If a debtor defaults on his obligations under a secured transaction, the secured party may foreclose on the security interest. Foreclosure can be accomplished in different ways. The secured party may calculate the amount of the debt owed and sue the debtor without taking possession of the property. Alternatively, unless the parties have agreed otherwise, the secured party may take possession of the collateral property and either keep it or sell it. In either case, if the value received by the secured party does not fully satisfy the debt, the secured party may sue the debtor for the deficiency.
In most states a secured party may take possession of the collateral without judicial involvement if this can be accomplished without a breach of the peace. For example, the secured party may repossess a vehicle if it is parked outdoors. If, however, the agent of the secured party must break into a garage to repossess the vehicle, such action would be a breach of the peace because it would require breaking and entering, a criminal offense.
If a consumer has defaulted on a secured transaction but has paid 60 percent or more on the debt, most states prohibit a secured party from taking the security and keeping the windfall. In such cases the secured party may either sue in court for the money outstanding or take the property and return part of the money. In other situations a secured party may be entitled to any excess value or income that results from the debtor's default.
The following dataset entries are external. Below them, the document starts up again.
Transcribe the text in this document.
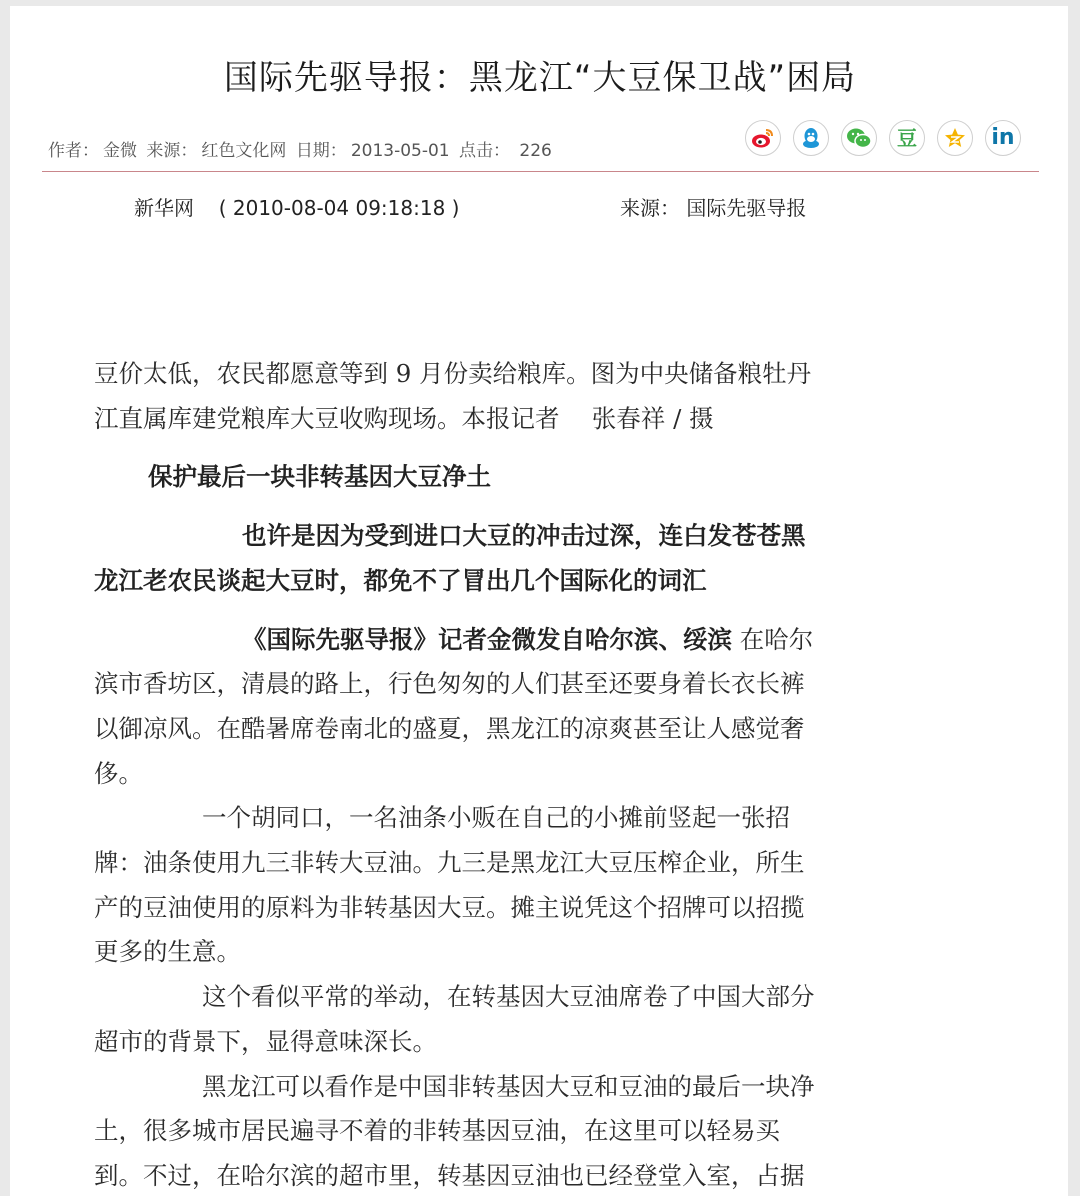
国际先驱导报：黑龙江“大豆保卫战”困局
作者： 金微 来源： 红色文化网 日期： 2013-05-01 点击： 226
豆	in
新华网 ( 2010-08-04 09:18:18 )	来源： 国际先驱导报

豆价太低，农民都愿意等到 9 月份卖给粮库。图为中央储备粮牡丹

江直属库建党粮库大豆收购现场。本报记者　 张春祥 / 摄

保护最后一块非转基因大豆净土

也许是因为受到进口大豆的冲击过深，连白发苍苍黑

龙江老农民谈起大豆时，都免不了冒出几个国际化的词汇

《国际先驱导报》记者金微发自哈尔滨、绥滨 在哈尔

滨市香坊区，清晨的路上，行色匆匆的人们甚至还要身着长衣长裤

以御凉风。在酷暑席卷南北的盛夏，黑龙江的凉爽甚至让人感觉奢

侈。

一个胡同口，一名油条小贩在自己的小摊前竖起一张招

牌：油条使用九三非转大豆油。九三是黑龙江大豆压榨企业，所生

产的豆油使用的原料为非转基因大豆。摊主说凭这个招牌可以招揽

更多的生意。

这个看似平常的举动，在转基因大豆油席卷了中国大部分

超市的背景下，显得意味深长。

黑龙江可以看作是中国非转基因大豆和豆油的最后一块净

土，很多城市居民遍寻不着的非转基因豆油，在这里可以轻易买

到。不过，在哈尔滨的超市里，转基因豆油也已经登堂入室，占据
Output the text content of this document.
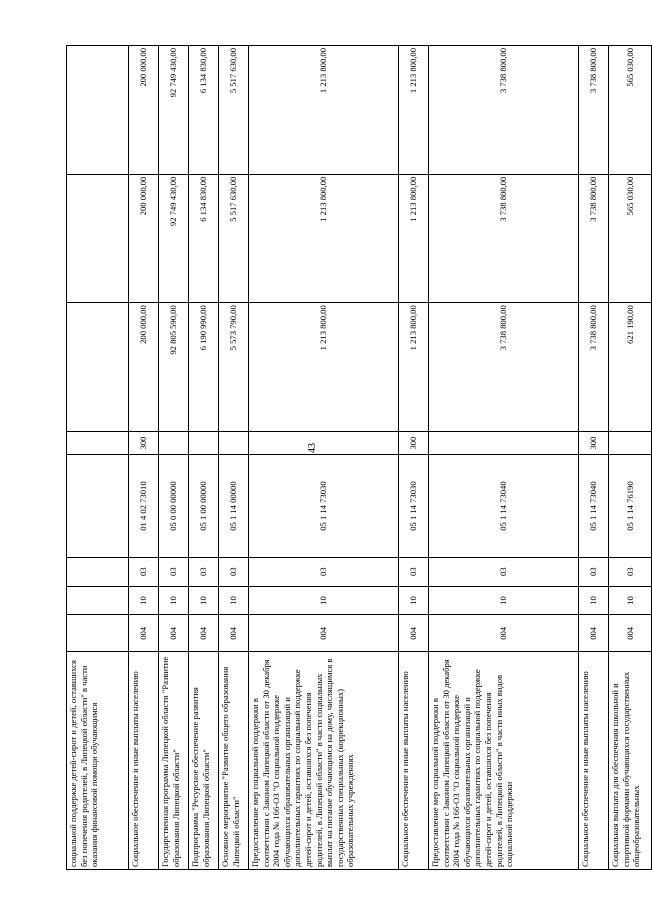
43
социальной поддержке детей-сирот и детей, оставшихся без попечения родителей, в Липецкой области" в части оказания финансовой помощи обучающимся								
Социальное обеспечение и иные выплаты населению	004	10	03	01 4 02 73010	300	200 000,00	200 000,00	200 000,00
Государственная программа Липецкой области "Развитие образования Липецкой области"	004	10	03	05 0 00 00000		92 805 590,00	92 749 430,00	92 749 430,00
Подпрограмма "Ресурсное обеспечение развития образования Липецкой области"	004	10	03	05 1 00 00000		6 190 990,00	6 134 830,00	6 134 830,00
Основное мероприятие "Развитие общего образования Липецкой области"	004	10	03	05 1 14 00000		5 573 790,00	5 517 630,00	5 517 630,00
Предоставление мер социальной поддержки в соответствии с Законом Липецкой области от 30 декабря 2004 года № 166-ОЗ "О социальной поддержке обучающихся образовательных организаций и дополнительных гарантиях по социальной поддержке детей-сирот и детей, оставшихся без попечения родителей, в Липецкой области" в части социальных выплат на питание обучающимся на дому, числящимся в государственных специальных (коррекционных) образовательных учреждениях	004	10	03	05 1 14 73030		1 213 800,00	1 213 800,00	1 213 800,00
Социальное обеспечение и иные выплаты населению	004	10	03	05 1 14 73030	300	1 213 800,00	1 213 800,00	1 213 800,00
Предоставление мер социальной поддержки в соответствии с Законом Липецкой области от 30 декабря 2004 года № 166-ОЗ "О социальной поддержке обучающихся образовательных организаций и дополнительных гарантиях по социальной поддержке детей-сирот и детей, оставшихся без попечения родителей, в Липецкой области" в части иных видов социальной поддержки	004	10	03	05 1 14 73040		3 738 800,00	3 738 800,00	3 738 800,00
Социальное обеспечение и иные выплаты населению	004	10	03	05 1 14 73040	300	3 738 800,00	3 738 800,00	3 738 800,00
Социальная выплата для обеспечения школьной и спортивной формами обучающихся государственных общеобразовательных	004	10	03	05 1 14 76190		621 190,00	565 030,00	565 030,00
The retention of collateral by a secured party after the debtor's default is called strict foreclosure. If a secured party decides to keep collateral in satisfaction of a debt, the secured party must send written notice to the debtor. In transactions involving collateral other than consumer goods, a secured party may be obliged to send notice of the strict foreclosure to any other parties who have security in the collateral property. If a party objects to the strict foreclosure, the secured party must sell or otherwise dispose of the collateral. If no other party objects to the strict foreclosure, the secured party may keep the collateral.
A secured party who sells or leases collateral after a debtor defaults may charge the debtor for reasonable expenses incurred in the sale or lease. This can include attorneys' fees and court costs. The money made from a sale of collateral rarely satisfies a debt because such sales do not bring favorable prices. If there is a surplus of money after the collateral is sold, all expenses are accounted for, and the sale or lease is applied to the debt, other parties holding a security interest in the collateral must be paid with the surplus money.
Unless the parties have agreed otherwise, a debtor who is in possession of the collateral and who has defaulted on the obligations in a secured transaction has the right to redeem the collateral before the secured party takes action. To avoid foreclosure of the security interest by the secured party, the debtor may pay the unpaid balance of the debt secured by the collateral, as well as any reasonable expenses incurred by the secured party in taking, holding, and preparing the foreclosure. This does not mean the debtor must pay the entire amount of the debt; rather, the debtor must make those payments that are in default. Some security agreements have an acceleration clause that makes all payments due immediately upon default, but a court may hold that such a clause should not be enforced if the debtor has brought the payments up to date before the secured party has acted on the delinquency. A secured party who violates default provisions may be liable to the debtor for losses resulting from that conduct.